Response 7: Thank you for pointing this out. This study is a case report involving multiple incidents in which cable damage was suspected to have been caused intentionally by humans, potentially constituting property damage offenses. Although surveillance footage made human involvement appear unlikely, there was no conclusive evidence indicating the involvement of wild animals. As a result, the police requested DNA testing. Accordingly, the aim of this case was not to identify all wildlife species potentially responsible for the cable damage, but rather to determine the presence or absence of wildlife traces and to present this information as scientific evidence within a limited time frame and budget. We believe this approach aligns with the objectives of wildlife forensic veterinary medicine, which seeks to maintain public order without causing unnecessary concern or confusion in society.
Reviewer 2 Report
Comments and Suggestions for Authors
The manuscript titled "Case of Japanese marten (Martes melampus) identification by mtDNA analysis in a series of vehicle cable damage incidents" reports a case attributed to Martes melampus. Understanding this case will likely be of significant interest to readers. The paper is well-written. I recommend that the authors include additional information on genetic distance and sequence differentiation in the manuscript. Furthermore, it would be valuable if the authors could deduce the number of individual Japanese martens involved based on the available data. All references for the primers should be included in Table 1. Ensure that all references pertaining to the software are included.

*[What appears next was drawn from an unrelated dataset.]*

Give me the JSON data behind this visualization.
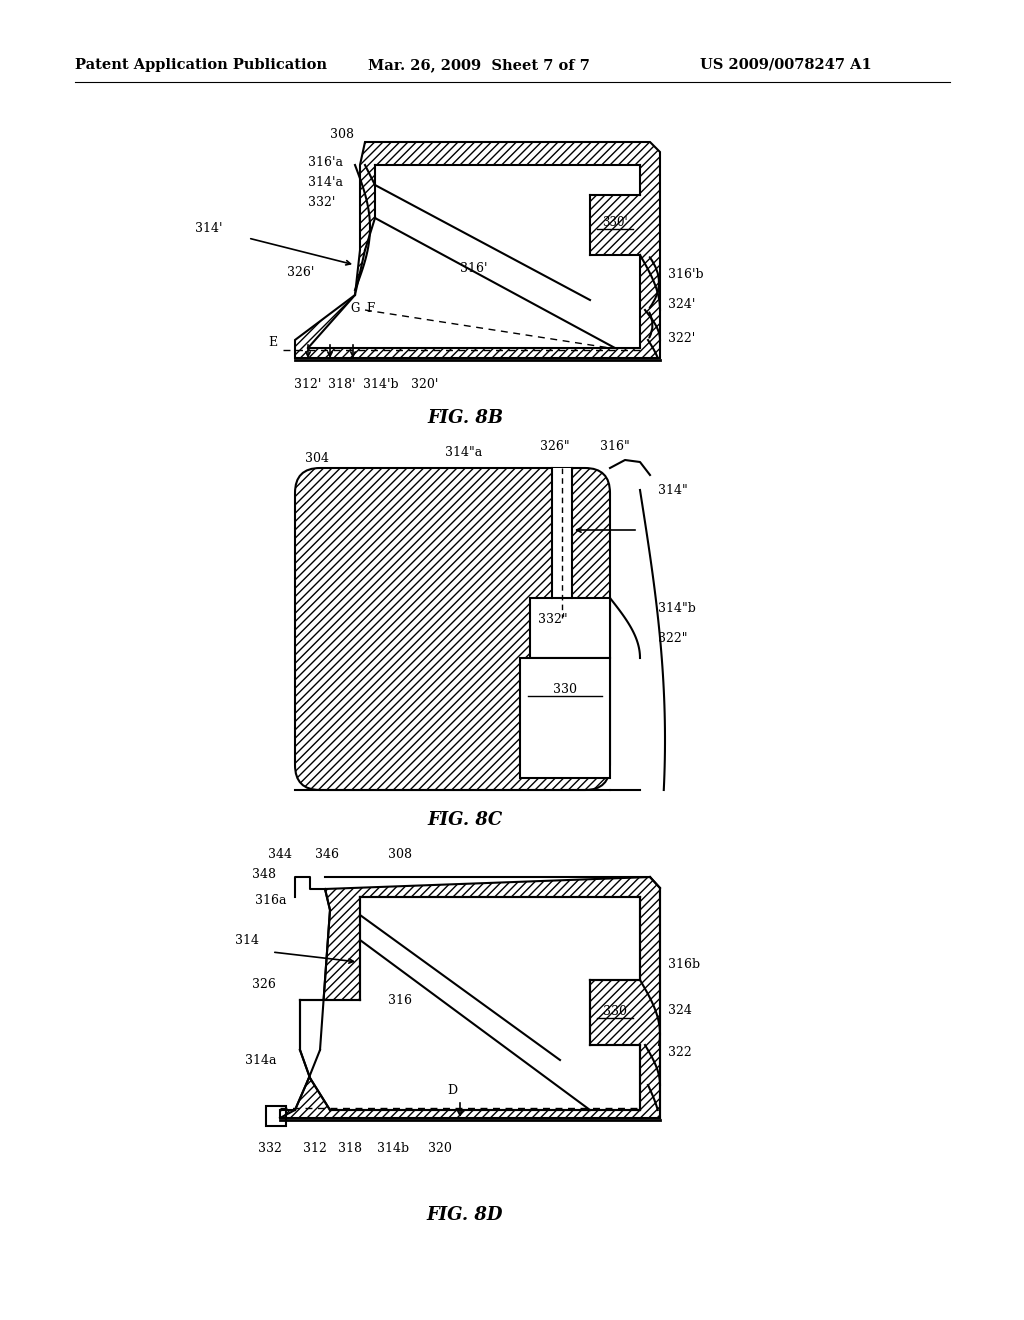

Some minor revisions have been noted in the PDF document. Please refer to them for further improvements.
Comments for author File: Comments.pdf
Author Response
Thank you very much for your comments to help us improve our manuscript. We address each of your comments below and the line number of the revised manuscript is shown:
We sincerely appreciate your comments on the English usage in the manuscript. We have carefully reviewed and corrected all of the expressions you pointed out.
In addition, all comments indicated in the manuscript have been thoroughly addressed and the necessary revisions have been incorporated.
Comments 1:. Table, all references of primers should be added in the table 1.
Response 1: Thank you for your comments. We have revised the reference, however, the species-specific primer for the masked palm civet (Paguma larvata) was originally designed by our laboratory (Line 104-109), and as such, there is no published reference available.
Comments 2: Table 2, It is better to add the genetic distance of all sequences. If there is existed difference genetic distance or different base, the authors can deduce the number of Japanese marten.
Response 2: We created a table showing the genetic distances between each sample and added it as Table 4. The table was generated using the “Compute Pairwise Distances” function in MEGA11.
Comments 3: 5. Discussion, add the reason why some sample are failed to obtain the DNA sequence.
Response 3: Thank you for pointing this out. We have added “However, sequence analysis could not be obtained for four samples: Samples 2, 5, 10, and 12. For Samples 2 and 12, although bands were observed in electrophoresis, they appeared fainter compared to those of successfully sequenced samples. This suggests the possibility that the amount of target DNA originally present at the sampling site was low. Alternatively, the presence of certain enzymes or PCR inhibitors in the samples may have interfered with DNA recovery. Another possibility is that non-specific products were amplified during PCR, resulting in background noise in the sequencing data and ultimately leading to sequencing failure.” in the Discussion section, Line 225-232.